14 Mayıs seçimlerine sayılı günler kala; Türkiye'nin önde gelen 14 gazetecisi, 3 Mayıs Dünya Basın Özgürlüğü Günü'nde yayımladıkları metinle, "basın özgürlüğünün güvence altına alınması ve çoğulcu bir medya ortamının sağlanması için" yapılmasını istedikleri yasal değişiklikler konusunda, seçilecek yeni hükûmete çağrı yaptı.
Aralarında Gökçer Tahincioğlu, Murat Yetkin, Fatih Portakal, İsmail Saymaz, Kadri Gürsel, Nevşin Mengü ve Ece Temelkuran'ın da olduğu isimlerin yaptığı çağrı, tüm partilere gönderilirken; metindeki başlıklar arasında, "Cumhurbaşkanı'na hakaret" düzenlemesi, gazeteci örgütlerinin ve muhalefetin "sansür yasası" olarak nitelendirdiği "dezenformasyon yasası", Radyo ve Televizyon Üst Kurulu'nun bağımsızlığı gibi konularla ilgili talepler yer aldı.
Türkiye Gazeteciler Sendikası yöneticisi Mustafa Kuleli, 3 Mayıs Dünya Basın Özgürlüğü Günü’nde yapılan bu çıkışın "tarihi önemi taşıdığını" belirterek, "Meslektaşlarımız elini taşın altına koyarak cumhuriyetimizin ikinci yüzyılında özgür bir medya ortamını kurmak için yasa yapıcılara düşen görevi hatırlatıyor. İnanıyorum ki demokrasimiz yeniden ayağa kalkacak ve bu çok değerli çaba karşılıksız kalmayacaktır" diye konuştu.
Uluslararası Basın Enstitüsü (IPI) Başkan Yardımcısı ve IPI Türkiye Ulusal Komitesi Başkanı Emre Kızılkaya da, "Türkiye’de nitelikli gazeteciliğin güçlendirilmesi için basın özgürlüğünü boğucu yasal düzenleme ve zihniyetin tarihe gömülmesi yetmez.
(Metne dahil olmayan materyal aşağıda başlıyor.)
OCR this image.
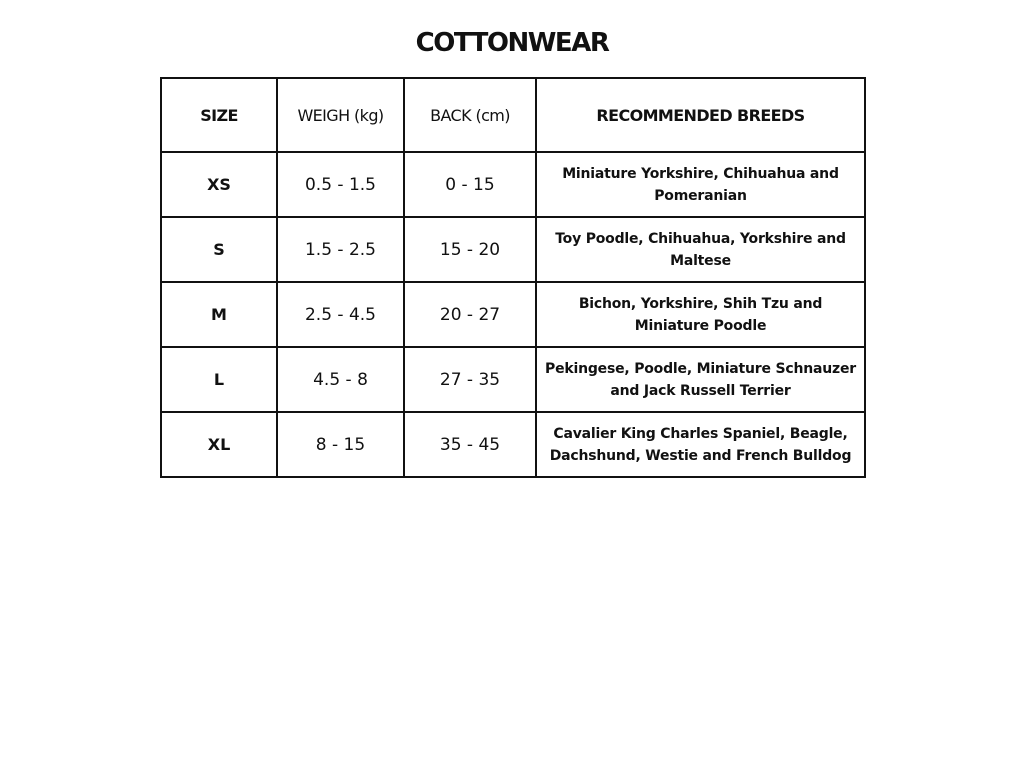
COTTONWEAR
SIZE	WEIGH (kg)	BACK (cm)	RECOMMENDED BREEDS
XS	0.5 - 1.5	0 - 15	Miniature Yorkshire, Chihuahua and Pomeranian
S	1.5 - 2.5	15 - 20	Toy Poodle, Chihuahua, Yorkshire and Maltese
M	2.5 - 4.5	20 - 27	Bichon, Yorkshire, Shih Tzu and Miniature Poodle
L	4.5 - 8	27 - 35	Pekingese, Poodle, Miniature Schnauzer and Jack Russell Terrier
XL	8 - 15	35 - 45	Cavalier King Charles Spaniel, Beagle, Dachshund, Westie and French Bulldog
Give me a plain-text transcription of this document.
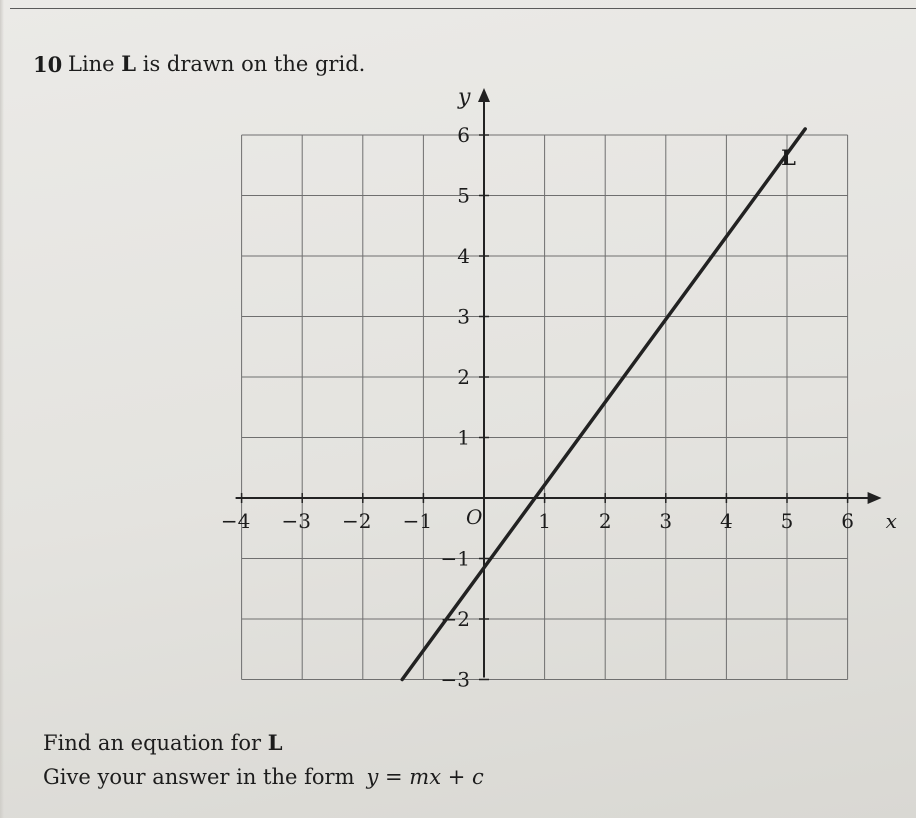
10 Line L is drawn on the grid.
−4 −3 −2 −1	1 2 3 4 5 6
6
5
4
3
2
1
−1
−2
−3
O	x
y
L
Find an equation for L
Give your answer in the form y = mx + c
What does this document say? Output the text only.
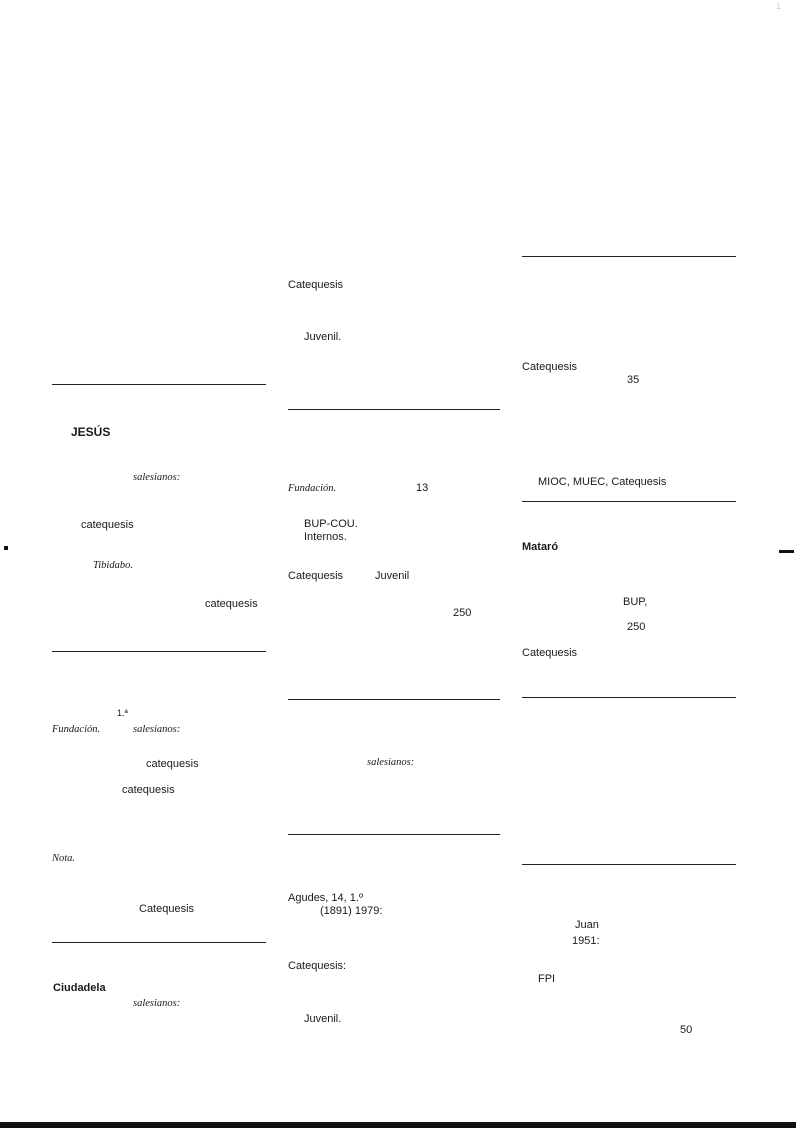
1
JESÚS
salesianos:
catequesis
Tibidabo.
catequesis
1.ª
Fundación.	salesianos:
catequesis
catequesis
Nota.
Catequesis
Ciudadela
salesianos:
Catequesis
Juvenil.
Fundación.	13
BUP-COU.
Internos.
Catequesis	Juvenil
250
salesianos:
Agudes, 14, 1.º
(1891) 1979:
Catequesis:
Juvenil.
Catequesis
35
MIOC, MUEC, Catequesis
Mataró
BUP,
250
Catequesis
Juan
1951:
FPI
50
Medya ekonomisi ve teknolojisinde adil şartların sağlanması da gerekiyor. Son 15-20 yılda bozulanı ortak akılla düzeltmek adına bu dayanışma ve çağrı çok değerli" dedi.
"2. yüzyılın medya reformuna çağrı" başlıklı metin şöyle:
Biz aşağıda imzası bulunanlar; basın özgürlüğünün güvence altına alınması ve çoğulcu bir medya ortamının sağlanması için, seçilecek yeni hükûmetten aşağıdaki düzenlemeleri hayata geçirmesini talep ediyoruz:
*Gazetecilere karşı ceza soruşturmasına gerekçe yapılan mevzuat, Anayasa Mahkemesi ve Avrupa İnsan Hakları Mahkemesi içtihadı çerçevesinde değiştirilmelidir. Cumhurbaşkanına hakaret düzenlemesi ve “dezenformasyon yasası” diye adlandırılan sansür yasası kaldırılmalıdır.
*Haber ve yorum içeriği sağlayan medya şirketlerinin sahip ve ortaklarının, bu faaliyetlerini sürdürürken kamu ihalelerine katılması engellenmelidir. Medya şirketlerinin finansmanının şeffaf olması için gerekli tedbirler alınmalıdır.